Appellants’ medical expert stated that as a result of the nurse’s delay the mother’s blood supply and blood pressure were reduced to the point where she suffered “hypotension and near shock.” The expert did not identify any other injury to the mother which could be attributed to the nurse’s negligence. The expert also stated that the delay acted more quickly to injure Baby Freytes and “it is medically probable that Baby Freitas [s/c] was injured before there was any significant lowering of the mother’s blood pressure.”
The Williams decision states in pertinent part: “The theory underlying the out-of-state decisions [holding that workers’ compensation provides the exclusive remedy even though the resulting disability is noncompensable] is that the workers’ compensation plan imposes reciprocal concessions upon employer and employee alike, withdrawing from each certain rights and defenses available at common law; the employer assumes liability without fault, receiving relief from some elements of damage available at common law; the employee gains relatively unconditional protection for impairment of his earning capacity, surrendering his common law right to elements of damage unrelated to earning capacity . . . .” (50 Cal.App.3d at p. 122, italics added.)

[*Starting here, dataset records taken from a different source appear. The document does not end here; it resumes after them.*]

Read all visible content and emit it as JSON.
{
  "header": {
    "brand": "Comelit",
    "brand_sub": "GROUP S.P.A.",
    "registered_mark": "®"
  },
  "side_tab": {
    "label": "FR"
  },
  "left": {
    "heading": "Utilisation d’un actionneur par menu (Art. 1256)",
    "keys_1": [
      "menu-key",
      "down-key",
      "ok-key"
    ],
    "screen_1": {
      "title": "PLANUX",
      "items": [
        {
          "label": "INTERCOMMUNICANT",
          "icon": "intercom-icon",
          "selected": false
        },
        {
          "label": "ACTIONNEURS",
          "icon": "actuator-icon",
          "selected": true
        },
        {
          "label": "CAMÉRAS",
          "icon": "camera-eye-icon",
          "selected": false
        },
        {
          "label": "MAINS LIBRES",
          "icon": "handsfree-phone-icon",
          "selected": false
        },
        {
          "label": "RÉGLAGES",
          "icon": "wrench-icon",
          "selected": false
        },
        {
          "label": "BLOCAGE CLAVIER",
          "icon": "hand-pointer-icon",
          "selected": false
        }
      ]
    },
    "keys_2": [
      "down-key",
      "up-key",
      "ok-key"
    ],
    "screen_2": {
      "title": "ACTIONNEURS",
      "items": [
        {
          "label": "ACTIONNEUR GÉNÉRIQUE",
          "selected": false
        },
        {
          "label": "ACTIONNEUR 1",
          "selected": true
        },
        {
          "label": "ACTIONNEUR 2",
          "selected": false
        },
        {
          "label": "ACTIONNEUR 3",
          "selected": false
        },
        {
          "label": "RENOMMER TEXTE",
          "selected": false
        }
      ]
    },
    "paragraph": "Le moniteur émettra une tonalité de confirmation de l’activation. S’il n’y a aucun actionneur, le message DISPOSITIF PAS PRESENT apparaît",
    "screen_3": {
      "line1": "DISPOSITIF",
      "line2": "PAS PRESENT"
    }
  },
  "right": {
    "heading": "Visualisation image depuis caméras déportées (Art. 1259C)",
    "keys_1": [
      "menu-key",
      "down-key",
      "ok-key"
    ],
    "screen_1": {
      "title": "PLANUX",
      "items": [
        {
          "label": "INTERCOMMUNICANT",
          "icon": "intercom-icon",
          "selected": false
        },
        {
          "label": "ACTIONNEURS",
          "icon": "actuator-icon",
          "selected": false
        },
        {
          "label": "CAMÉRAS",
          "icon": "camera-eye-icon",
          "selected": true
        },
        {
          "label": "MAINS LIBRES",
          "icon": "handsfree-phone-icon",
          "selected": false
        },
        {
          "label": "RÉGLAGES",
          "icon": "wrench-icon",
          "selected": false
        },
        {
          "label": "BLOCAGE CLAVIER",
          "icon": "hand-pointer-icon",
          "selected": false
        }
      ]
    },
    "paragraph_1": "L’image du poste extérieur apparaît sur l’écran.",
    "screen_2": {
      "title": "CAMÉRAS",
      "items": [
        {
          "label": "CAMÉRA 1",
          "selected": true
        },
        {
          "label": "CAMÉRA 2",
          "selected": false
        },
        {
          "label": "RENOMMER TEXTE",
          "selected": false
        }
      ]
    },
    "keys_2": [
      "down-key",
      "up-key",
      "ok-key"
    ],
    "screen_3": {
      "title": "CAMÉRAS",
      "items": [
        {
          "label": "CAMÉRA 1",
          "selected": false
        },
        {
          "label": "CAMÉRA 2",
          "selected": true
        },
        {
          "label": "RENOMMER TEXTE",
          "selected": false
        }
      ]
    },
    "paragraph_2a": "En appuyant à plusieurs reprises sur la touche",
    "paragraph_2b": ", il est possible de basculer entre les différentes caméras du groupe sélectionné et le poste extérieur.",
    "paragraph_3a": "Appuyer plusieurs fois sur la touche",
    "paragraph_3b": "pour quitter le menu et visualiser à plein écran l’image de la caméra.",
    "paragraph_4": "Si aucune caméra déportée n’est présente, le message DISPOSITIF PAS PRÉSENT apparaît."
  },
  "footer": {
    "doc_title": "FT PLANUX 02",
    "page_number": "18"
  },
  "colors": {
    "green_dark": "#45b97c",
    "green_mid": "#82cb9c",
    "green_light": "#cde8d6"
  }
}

It bears noting that at least one state—Louisiana—holds that an employer is liable in tort for injuries caused to the unborn children of its employees. In Adams v. Denny’s Inc. (La.App. 1985) 464 So.2d 876 [55 A.L.R.4th 787], a pregnant Denny’s waitress slipped and fell due to the negligence of the restaurant. The fall resulted in the loss of the baby and the parents sued Denny’s for the wrongful death of the unborn child. The Louisiana court held that the action was not barred by the exclusivity section of the state workers’ compensation law. To my knowledge, employers have not fled Louisiana en masse as a result of this decision.